By AARON KATERSKY and EMILY SHAPIRO, ABC News
(NEW YORK) — Three days before New York City public schools were supposed to open their doors for in-person learning, officials announced Thursday that classrooms will not reopen as scheduled — and now middle school and high school students won’t be back in classrooms until October.
Mayor Bill de Blasio said education labor officials had reached out with “real concerns” about staffing and safety for the nation’s largest school district.
The mayor said he’s confident in the safety of classrooms but “the thing we all came together on and said really had to be nailed was the staffing level.”
De Blasio announced Thursday that 2,500 more teachers have been hired.
After a conversation with the unions, the schools’ new timetable “involves several phases,” the mayor said.
The first phase is Monday, Sept. 21, with preschool and special education classrooms opening for blended in-person learning.
On Tuesday, Sept. 29, kindergarten through fifth-grade schools and kindergarten through eighth-grade schools will open for blended learning.
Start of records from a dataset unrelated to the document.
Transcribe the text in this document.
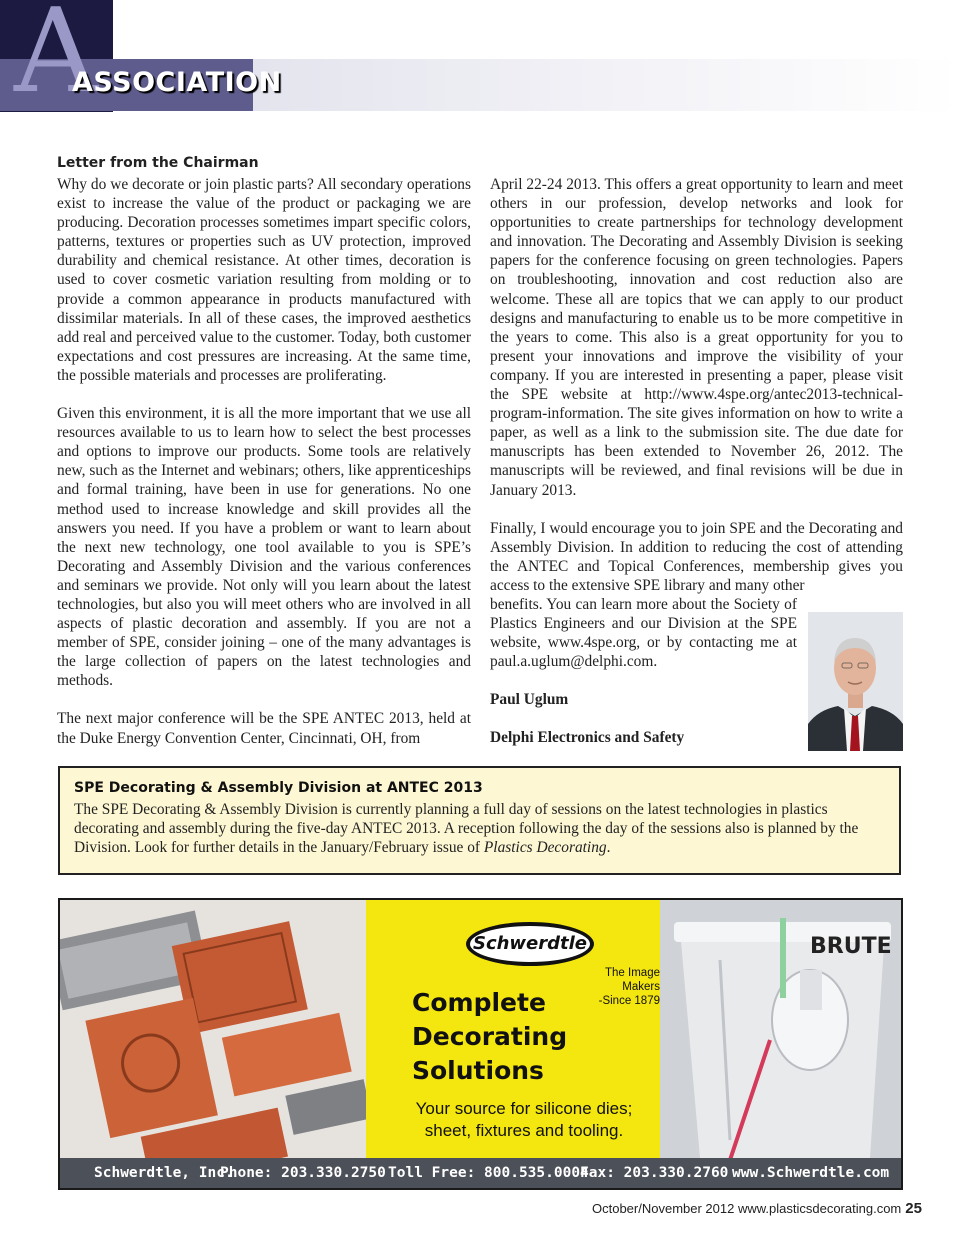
A
ASSOCIATION
Letter from the Chairman

Why do we decorate or join plastic parts? All secondary operations exist to increase the value of the product or packaging we are producing. Decoration processes sometimes impart specific colors, patterns, textures or properties such as UV protection, improved durability and chemical resistance. At other times, decoration is used to cover cosmetic variation resulting from molding or to provide a common appearance in products manufactured with dissimilar materials. In all of these cases, the improved aesthetics add real and perceived value to the customer. Today, both customer expectations and cost pressures are increasing. At the same time, the possible materials and processes are proliferating.

Given this environment, it is all the more important that we use all resources available to us to learn how to select the best processes and options to improve our products. Some tools are relatively new, such as the Internet and webinars; others, like apprenticeships and formal training, have been in use for generations. No one method used to increase knowledge and skill provides all the answers you need. If you have a problem or want to learn about the next new technology, one tool available to you is SPE’s Decorating and Assembly Division and the various conferences and seminars we provide. Not only will you learn about the latest technologies, but also you will meet others who are involved in all aspects of plastic decoration and assembly. If you are not a member of SPE, consider joining – one of the many advantages is the large collection of papers on the latest technologies and methods.

The next major conference will be the SPE ANTEC 2013, held at the Duke Energy Convention Center, Cincinnati, OH, from

April 22-24 2013. This offers a great opportunity to learn and meet others in our profession, develop networks and look for opportunities to create partnerships for technology development and innovation. The Decorating and Assembly Division is seeking papers for the conference focusing on green technologies. Papers on troubleshooting, innovation and cost reduction also are welcome. These all are topics that we can apply to our product designs and manufacturing to enable us to be more competitive in the years to come. This also is a great opportunity for you to present your innovations and improve the visibility of your company. If you are interested in presenting a paper, please visit the SPE website at http://www.4spe.org/antec2013-technical-program-information. The site gives information on how to write a paper, as well as a link to the submission site. The due date for manuscripts has been extended to November 26, 2012. The manuscripts will be reviewed, and final revisions will be due in January 2013.

Finally, I would encourage you to join SPE and the Decorating and Assembly Division. In addition to reducing the cost of attending the ANTEC and Topical Conferences, membership gives you access to the extensive SPE library and many other

benefits. You can learn more about the Society of Plastics Engineers and our Division at the SPE website, www.4spe.org, or by contacting me at paul.a.uglum@delphi.com.

Paul Uglum

Delphi Electronics and Safety

SPE Decorating & Assembly Division at ANTEC 2013
The SPE Decorating & Assembly Division is currently planning a full day of sessions on the latest technologies in plastics decorating and assembly during the five-day ANTEC 2013. A reception following the day of the sessions also is planned by the Division. Look for further details in the January/February issue of Plastics Decorating.
Schwerdtle
The Image Makers
-Since 1879
Complete
Decorating
Solutions
Your source for silicone dies; sheet, fixtures and tooling.
BRUTE
Schwerdtle, Inc.
Phone: 203.330.2750 Toll Free: 800.535.0004
Fax: 203.330.2760 www.Schwerdtle.com
October/November 2012 www.plasticsdecorating.com 25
On Thursday, Oct. 1, middle school and high schools will start blended learning.
Remote learning is still continuing.
In a note to parents announcing the changes, one elementary school principal said, “I share your frustration in receiving this information at such a late hour.”
But United Federation of Teachers president Michael Mulgrew stressed that “buildings must be ready, and testing and tracing procedures must be in place. A phased re-opening — and making sure, despite budget challenges, that we have enough staff — can help ensure that safety.”
Council of School Supervisors and Administrators president Mark Cannizzaro added, “Although we are extremely disappointed that the start of in-person learning must be delayed again, it is simply not safe to open buildings to children without a teacher for every class. Our principals have communicated their staffing needs to their superintendents, and the Mayor has committed to providing.”
Schools will not reopen if New York City’s infection rate climbs over 3%. The city infection rate currently stands at 0.63%.